An old show business
maxim admonishes, “Leave them laughing when they go.” So it was on this
occasion with the final work on the program, Jacques Ibert’s wild, six-movement
romp from 1929, Divertissement. The
orchestra was clearly very eager to embark on this frenetic excursion into
musical eclecticism that included some mild skewering of works by Jacques
Offenbach and Johann Strauss Jr. It all ended with a zany evocation of a
Keystone Kops chase scene, complete with Maestro Zimmermann frantically blowing
a police whistle. And so yes, mission accomplished. We left laughing.
Something else,
however, lingered long after. Despite all of the evening’s boisterous,
tweak-your-nose humor, I was left remembering, thankfully, the evening’s most quietly compelling performance –
the second (Andante) movement of Dmitri
Shostakovitch’s Concerto for Piano and Orchestra No.2, composed for his son,
Maxim, in 1957.
Before the
intermission, pianist Jeffrey Biegel had regaled us with an utterly stunning
rendition of the work, which is for the most part playful, untroubled, and
certainly witty.
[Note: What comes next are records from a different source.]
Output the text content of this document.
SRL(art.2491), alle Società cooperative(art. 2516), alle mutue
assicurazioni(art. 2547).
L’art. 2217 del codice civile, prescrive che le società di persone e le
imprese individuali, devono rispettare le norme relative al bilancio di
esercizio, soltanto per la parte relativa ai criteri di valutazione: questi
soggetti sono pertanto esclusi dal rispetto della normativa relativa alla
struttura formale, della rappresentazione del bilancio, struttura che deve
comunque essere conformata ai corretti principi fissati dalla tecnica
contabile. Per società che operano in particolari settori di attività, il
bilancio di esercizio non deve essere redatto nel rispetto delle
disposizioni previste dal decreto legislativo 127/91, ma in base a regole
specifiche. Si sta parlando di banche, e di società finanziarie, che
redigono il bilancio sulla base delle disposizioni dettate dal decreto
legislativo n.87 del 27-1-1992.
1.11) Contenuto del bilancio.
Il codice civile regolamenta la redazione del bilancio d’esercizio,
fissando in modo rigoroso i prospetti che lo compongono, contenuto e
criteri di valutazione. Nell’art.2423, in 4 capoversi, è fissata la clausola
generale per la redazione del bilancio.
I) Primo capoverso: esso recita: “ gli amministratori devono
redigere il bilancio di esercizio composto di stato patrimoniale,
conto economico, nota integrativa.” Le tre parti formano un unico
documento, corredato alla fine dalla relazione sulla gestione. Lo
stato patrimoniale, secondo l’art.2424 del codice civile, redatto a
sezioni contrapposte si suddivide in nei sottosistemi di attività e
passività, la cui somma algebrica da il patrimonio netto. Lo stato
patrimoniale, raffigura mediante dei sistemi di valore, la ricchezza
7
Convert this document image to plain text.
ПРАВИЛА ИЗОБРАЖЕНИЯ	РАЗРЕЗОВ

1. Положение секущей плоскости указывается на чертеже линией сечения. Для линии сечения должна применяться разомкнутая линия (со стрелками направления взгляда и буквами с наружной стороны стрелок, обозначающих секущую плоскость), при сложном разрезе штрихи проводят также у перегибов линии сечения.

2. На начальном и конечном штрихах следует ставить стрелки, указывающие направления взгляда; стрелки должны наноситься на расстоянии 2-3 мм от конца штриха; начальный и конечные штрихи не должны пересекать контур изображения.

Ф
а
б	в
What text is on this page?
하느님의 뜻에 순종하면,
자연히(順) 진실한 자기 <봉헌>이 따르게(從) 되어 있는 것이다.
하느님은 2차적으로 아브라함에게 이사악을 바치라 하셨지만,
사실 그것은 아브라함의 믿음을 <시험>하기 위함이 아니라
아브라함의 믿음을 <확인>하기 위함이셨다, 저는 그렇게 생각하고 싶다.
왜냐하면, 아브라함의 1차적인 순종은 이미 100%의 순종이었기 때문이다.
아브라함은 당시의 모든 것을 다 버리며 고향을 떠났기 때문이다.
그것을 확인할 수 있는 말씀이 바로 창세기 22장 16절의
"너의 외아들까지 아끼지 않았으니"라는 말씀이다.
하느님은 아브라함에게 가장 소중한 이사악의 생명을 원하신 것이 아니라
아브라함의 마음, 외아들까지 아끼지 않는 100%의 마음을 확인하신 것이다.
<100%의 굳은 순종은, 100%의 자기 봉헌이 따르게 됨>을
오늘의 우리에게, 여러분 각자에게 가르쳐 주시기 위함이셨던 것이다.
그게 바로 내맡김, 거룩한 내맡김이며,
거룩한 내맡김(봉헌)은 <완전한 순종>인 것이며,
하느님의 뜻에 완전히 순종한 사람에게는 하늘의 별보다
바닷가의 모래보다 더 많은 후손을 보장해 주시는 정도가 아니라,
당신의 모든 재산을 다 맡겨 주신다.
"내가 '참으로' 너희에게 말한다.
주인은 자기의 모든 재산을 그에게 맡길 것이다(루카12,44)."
Biegel’s virtuosity was breathtaking, his technique in
executing the work’s lavish trills and muscular arpeggiations clear, concise,
and thrilling throughout. But it’s the second movement – ironically, anything
but humorous – that lifted me up into Biegel’s mesmerizing state of impassioned
lyricism. In this protracted moment of emotive profundity, his playing was a
warm, slow pouring out of rapturous grace.